How Stress Affects Your Brain....
From an engineering standpoint, stress can be defined as the amount of resistance a material offers to being reshaped and reformed. When you place a load on a steel beam, the beam resists, keeping the building from collapsing. If the load is great enough, the beam gives way and the structure suffers damage or collapses. Psychological stress is similar. When we can no longer resist forces that are trying to shape and mold us, whether they are our spouses behaviour or our nation's economic decline, we break down, becoming anxious and depressed, unable to cope.
Psychologists have identified two kinds of stress : acute and chronic. Both affect the health of our cells and thus our general well being. Acute stress is relatively short lived and often has a positive side to it in that it encourages you to be your best. Examples of acute stress include sitting exams, sporting events and associated business events.
Chronic stress is long lasting and potentially more damaging to your health and well being. It occurs when you worry all month about how you are going to meet your next mortgage payment, or when you dread going in to work because of the pile that is accumulating in your inbox and demanding your attention, or even when you dread waking up next to the person you once loved. It can even be when the cells of your body are so burdened with eliminating toxic wastes and are deprived of the vitamins and minerals that would help them complete the task.

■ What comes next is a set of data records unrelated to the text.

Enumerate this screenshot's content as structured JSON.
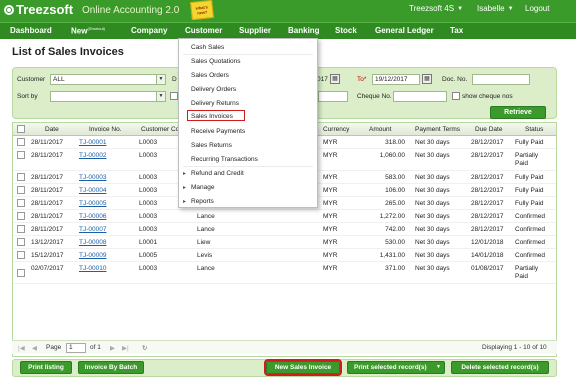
{
  "brand": {
    "logo": "Treezsoft",
    "product": "Online Accounting 2.0",
    "badge": "what's new?"
  },
  "user": {
    "company": "Treezsoft 4S",
    "name": "Isabelle",
    "logout": "Logout"
  },
  "nav": {
    "dashboard": "Dashboard",
    "new": "New",
    "new_sup": "(Shortcut)",
    "company": "Company",
    "customer": "Customer",
    "supplier": "Supplier",
    "banking": "Banking",
    "stock": "Stock",
    "general_ledger": "General Ledger",
    "tax": "Tax"
  },
  "page_title": "List of Sales Invoices",
  "filters": {
    "customer_label": "Customer",
    "customer_value": "ALL",
    "d_label": "D",
    "from_date_tail": "017",
    "to_label": "To*",
    "to_value": "19/12/2017",
    "docno_label": "Doc. No.",
    "docno_value": "",
    "sortby_label": "Sort by",
    "sortby_value": "",
    "chequeno_label": "Cheque No.",
    "chequeno_value": "",
    "show_cheque_label": "show cheque nos",
    "retrieve": "Retrieve"
  },
  "columns": {
    "date": "Date",
    "invoice_no": "Invoice No.",
    "customer_code": "Customer Co",
    "currency": "Currency",
    "amount": "Amount",
    "payment_terms": "Payment Terms",
    "due_date": "Due Date",
    "status": "Status"
  },
  "rows": [
    {
      "date": "28/11/2017",
      "invoice": "TJ-00001",
      "code": "L0003",
      "name": "",
      "currency": "MYR",
      "amount": "318.00",
      "terms": "Net 30 days",
      "due": "28/12/2017",
      "status": "Fully Paid",
      "status2": ""
    },
    {
      "date": "28/11/2017",
      "invoice": "TJ-00002",
      "code": "L0003",
      "name": "",
      "currency": "MYR",
      "amount": "1,060.00",
      "terms": "Net 30 days",
      "due": "28/12/2017",
      "status": "Partially",
      "status2": "Paid"
    },
    {
      "date": "28/11/2017",
      "invoice": "TJ-00003",
      "code": "L0003",
      "name": "",
      "currency": "MYR",
      "amount": "583.00",
      "terms": "Net 30 days",
      "due": "28/12/2017",
      "status": "Fully Paid",
      "status2": ""
    },
    {
      "date": "28/11/2017",
      "invoice": "TJ-00004",
      "code": "L0003",
      "name": "",
      "currency": "MYR",
      "amount": "106.00",
      "terms": "Net 30 days",
      "due": "28/12/2017",
      "status": "Fully Paid",
      "status2": ""
    },
    {
      "date": "28/11/2017",
      "invoice": "TJ-00005",
      "code": "L0003",
      "name": "",
      "currency": "MYR",
      "amount": "265.00",
      "terms": "Net 30 days",
      "due": "28/12/2017",
      "status": "Fully Paid",
      "status2": ""
    },
    {
      "date": "28/11/2017",
      "invoice": "TJ-00006",
      "code": "L0003",
      "name": "Lance",
      "currency": "MYR",
      "amount": "1,272.00",
      "terms": "Net 30 days",
      "due": "28/12/2017",
      "status": "Confirmed",
      "status2": ""
    },
    {
      "date": "28/11/2017",
      "invoice": "TJ-00007",
      "code": "L0003",
      "name": "Lance",
      "currency": "MYR",
      "amount": "742.00",
      "terms": "Net 30 days",
      "due": "28/12/2017",
      "status": "Confirmed",
      "status2": ""
    },
    {
      "date": "13/12/2017",
      "invoice": "TJ-00008",
      "code": "L0001",
      "name": "Liew",
      "currency": "MYR",
      "amount": "530.00",
      "terms": "Net 30 days",
      "due": "12/01/2018",
      "status": "Confirmed",
      "status2": ""
    },
    {
      "date": "15/12/2017",
      "invoice": "TJ-00009",
      "code": "L0005",
      "name": "Levis",
      "currency": "MYR",
      "amount": "1,431.00",
      "terms": "Net 30 days",
      "due": "14/01/2018",
      "status": "Confirmed",
      "status2": ""
    },
    {
      "date": "02/07/2017",
      "invoice": "TJ-00010",
      "code": "L0003",
      "name": "Lance",
      "currency": "MYR",
      "amount": "371.00",
      "terms": "Net 30 days",
      "due": "01/08/2017",
      "status": "Partially",
      "status2": "Paid"
    }
  ],
  "pager": {
    "page_label": "Page",
    "page_value": "1",
    "of_label": "of 1",
    "display_text": "Displaying 1 - 10 of 10"
  },
  "buttons": {
    "print_listing": "Print listing",
    "invoice_by_batch": "Invoice By Batch",
    "new_sales_invoice": "New Sales Invoice",
    "print_selected": "Print selected record(s)",
    "delete_selected": "Delete selected record(s)"
  },
  "customer_menu": {
    "items": [
      "Cash Sales",
      "Sales Quotations",
      "Sales Orders",
      "Delivery Orders",
      "Delivery Returns",
      "Sales Invoices",
      "Receive Payments",
      "Sales Returns",
      "Recurring Transactions",
      "Refund and Credit",
      "Manage",
      "Reports"
    ],
    "selected": "Sales Invoices"
  },
  "colors": {
    "brand_green": "#3a9b2a",
    "nav_green": "#2f8a21",
    "panel_green": "#dbeec9",
    "highlight_red": "#d01c1c",
    "link_blue": "#1b5fa8"
  }
}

Your body has a system in place to help you deal with stress. The HPA axis - which refers to three major glands, the hypothalamus, the pituitary and the adrenal glands - regulates our ability to deal with stresses of all kinds. Your response to stresses of all kinds is dependant on the proper function of these important glands. They combine to orchestrate the release of adrenalin and cortisol into our blood stream which give us quick energy, increase our heart rate and increase blood flow to our muscles so we can fight or flee. The advantages offered by the rapid response of our HPA system are clear. Just as primitive man as able to avoid being attacked by an animal during a hunt, we today can quickly move out of the way of an oncoming care or an angry colleague.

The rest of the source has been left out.